As for PepsiCo, the company did not report better numbers that Coca-Cola -- in fact, it can be argued that Pepsi disappointed with sales and profit numbers that registered (at best) feeble. Be that as it may, growth trends for the coming 24 to 36 months as well as its current valuation makes this a compelling bargain over Coca-Cola. For the period ending in March, though Pepsi posted a slight dip in Q1 profits, it did beat Street estimates on both revenue and earnings per share.

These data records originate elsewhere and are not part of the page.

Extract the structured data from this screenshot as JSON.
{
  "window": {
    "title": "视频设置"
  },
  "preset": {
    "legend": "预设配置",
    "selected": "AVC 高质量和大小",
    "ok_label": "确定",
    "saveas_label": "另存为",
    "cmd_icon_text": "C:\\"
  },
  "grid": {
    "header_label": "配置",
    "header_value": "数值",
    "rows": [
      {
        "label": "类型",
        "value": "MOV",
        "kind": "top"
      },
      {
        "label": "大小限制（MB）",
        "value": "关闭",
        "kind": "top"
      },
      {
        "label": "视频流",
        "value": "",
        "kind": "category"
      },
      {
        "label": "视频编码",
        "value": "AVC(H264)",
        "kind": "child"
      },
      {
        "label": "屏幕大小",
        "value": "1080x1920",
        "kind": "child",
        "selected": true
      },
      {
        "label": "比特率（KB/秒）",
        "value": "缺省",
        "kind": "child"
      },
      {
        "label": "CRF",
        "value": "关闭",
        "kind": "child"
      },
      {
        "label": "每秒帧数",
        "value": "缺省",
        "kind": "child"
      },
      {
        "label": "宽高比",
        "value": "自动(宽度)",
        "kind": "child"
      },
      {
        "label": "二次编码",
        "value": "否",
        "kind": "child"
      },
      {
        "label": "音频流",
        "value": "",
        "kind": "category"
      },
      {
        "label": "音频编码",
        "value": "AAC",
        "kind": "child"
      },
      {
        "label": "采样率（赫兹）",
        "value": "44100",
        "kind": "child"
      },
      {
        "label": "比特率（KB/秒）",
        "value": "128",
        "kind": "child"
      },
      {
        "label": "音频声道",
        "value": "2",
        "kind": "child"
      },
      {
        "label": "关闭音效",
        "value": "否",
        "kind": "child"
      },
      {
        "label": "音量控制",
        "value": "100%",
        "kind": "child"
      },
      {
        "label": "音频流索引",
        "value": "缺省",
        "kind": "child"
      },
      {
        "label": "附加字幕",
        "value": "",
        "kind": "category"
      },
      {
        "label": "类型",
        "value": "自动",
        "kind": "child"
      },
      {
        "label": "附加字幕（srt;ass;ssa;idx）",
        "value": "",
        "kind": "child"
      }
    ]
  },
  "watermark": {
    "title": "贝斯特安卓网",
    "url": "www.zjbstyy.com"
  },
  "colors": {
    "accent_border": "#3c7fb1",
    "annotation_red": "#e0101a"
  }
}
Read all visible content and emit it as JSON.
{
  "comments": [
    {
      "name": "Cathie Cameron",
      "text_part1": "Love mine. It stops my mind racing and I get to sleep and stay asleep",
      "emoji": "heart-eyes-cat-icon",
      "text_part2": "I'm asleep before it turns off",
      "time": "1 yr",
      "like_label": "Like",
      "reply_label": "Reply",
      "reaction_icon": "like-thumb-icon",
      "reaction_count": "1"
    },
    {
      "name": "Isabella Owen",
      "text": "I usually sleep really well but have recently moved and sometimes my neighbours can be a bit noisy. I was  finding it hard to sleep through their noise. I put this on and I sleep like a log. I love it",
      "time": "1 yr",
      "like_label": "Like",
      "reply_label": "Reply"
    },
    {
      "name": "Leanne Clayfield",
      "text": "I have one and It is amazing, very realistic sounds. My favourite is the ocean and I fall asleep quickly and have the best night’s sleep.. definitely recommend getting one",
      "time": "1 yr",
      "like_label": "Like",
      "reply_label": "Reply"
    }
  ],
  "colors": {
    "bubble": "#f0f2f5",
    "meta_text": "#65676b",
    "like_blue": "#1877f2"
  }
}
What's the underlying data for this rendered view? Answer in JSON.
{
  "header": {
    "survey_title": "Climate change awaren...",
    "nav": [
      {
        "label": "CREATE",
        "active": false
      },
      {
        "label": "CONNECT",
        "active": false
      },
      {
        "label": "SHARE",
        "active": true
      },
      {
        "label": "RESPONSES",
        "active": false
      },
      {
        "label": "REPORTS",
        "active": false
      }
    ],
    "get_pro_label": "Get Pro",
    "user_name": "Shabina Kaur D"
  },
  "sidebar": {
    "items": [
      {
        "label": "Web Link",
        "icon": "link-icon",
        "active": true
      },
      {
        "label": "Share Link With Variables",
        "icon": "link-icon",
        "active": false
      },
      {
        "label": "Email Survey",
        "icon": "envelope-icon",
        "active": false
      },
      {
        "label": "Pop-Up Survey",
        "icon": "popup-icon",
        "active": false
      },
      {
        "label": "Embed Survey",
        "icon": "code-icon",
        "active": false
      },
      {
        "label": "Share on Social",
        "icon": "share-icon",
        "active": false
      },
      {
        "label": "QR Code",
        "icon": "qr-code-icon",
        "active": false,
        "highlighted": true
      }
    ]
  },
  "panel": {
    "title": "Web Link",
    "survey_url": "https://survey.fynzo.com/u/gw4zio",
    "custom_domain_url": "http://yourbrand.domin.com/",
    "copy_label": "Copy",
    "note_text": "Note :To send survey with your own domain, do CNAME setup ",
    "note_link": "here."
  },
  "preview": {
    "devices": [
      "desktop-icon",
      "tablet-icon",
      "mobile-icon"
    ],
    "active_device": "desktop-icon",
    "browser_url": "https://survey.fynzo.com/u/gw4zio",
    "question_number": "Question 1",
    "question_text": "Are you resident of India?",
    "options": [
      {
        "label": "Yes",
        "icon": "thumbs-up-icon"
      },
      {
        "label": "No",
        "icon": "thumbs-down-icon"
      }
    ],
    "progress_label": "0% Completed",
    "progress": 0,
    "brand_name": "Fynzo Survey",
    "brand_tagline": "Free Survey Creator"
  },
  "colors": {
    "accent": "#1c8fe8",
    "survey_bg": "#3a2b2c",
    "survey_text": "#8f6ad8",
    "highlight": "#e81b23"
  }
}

As with Coca-Cola, the downside of the report was with the company's gross margins which arrived at 52.6% or 210 basis points worse on an annual basis. Operating margin arrived at 13.9% and 130 basis points worse than last year. Although margins disappointed, the company reported revenue of $12.43 billion -- topping consensus estimates of $12.39 billion. Sales arrive 4.1% higher than prior-year quarter's $11.94 billion.

The Value Proposition

As both companies demonstrate similar strengths and challenges, the difference comes from their respective growth prospects or, more appropriately, which one is better positioned to capture and maintain what is left of the market.

For PepsiCo, analysts expect the balance of 2012 to generate total sales of $67.5 billion and earnings of $4.11 per share, or 2.4% growth. It gets even more interesting for 2013 where that number is projected to top $70 billion with sales growth of 4.5% on earnings of $4.44 per share. From the standpoint of valuation that places PepsiCo at forward trading multiples of 16 for this year and just under 15 for 2013 based upon its current valuation.

Coca-Cola currently trades at a price-to-earnings ratio of 20 and its growth projections places its forward P/E at just under 18. So, based on the recently reported Q1 earnings of both companies, they experiencing similar challenges and, remarkably, they are both growing at the same pace.

Does Coca-Cola deserve the higher trading multiple? It depends where investors place values such as security. PepsiCo clearly demonstrated that it is equally as secure and to top it off, its 3.1% dividend yields is higher than what Coca-Cola pays out in 2.7%.

Bottom Line

The numbers clearly demonstrate how tight the race is between these two rivals. When the investments options are this close, why not choose the one that presents an advantage, however slight?

In this case it is clearly Pepsi over the long term. Interestingly, I am part of the small minority that could never tell the difference between the two in taste tests, but in the stock market, where value matters, the test suggests that Pepsi is the right choice while Coke just might be a tad overvalued.

At the time of publication, the author was long held no positions in any of the stocks mentioned, although positions may change at any time.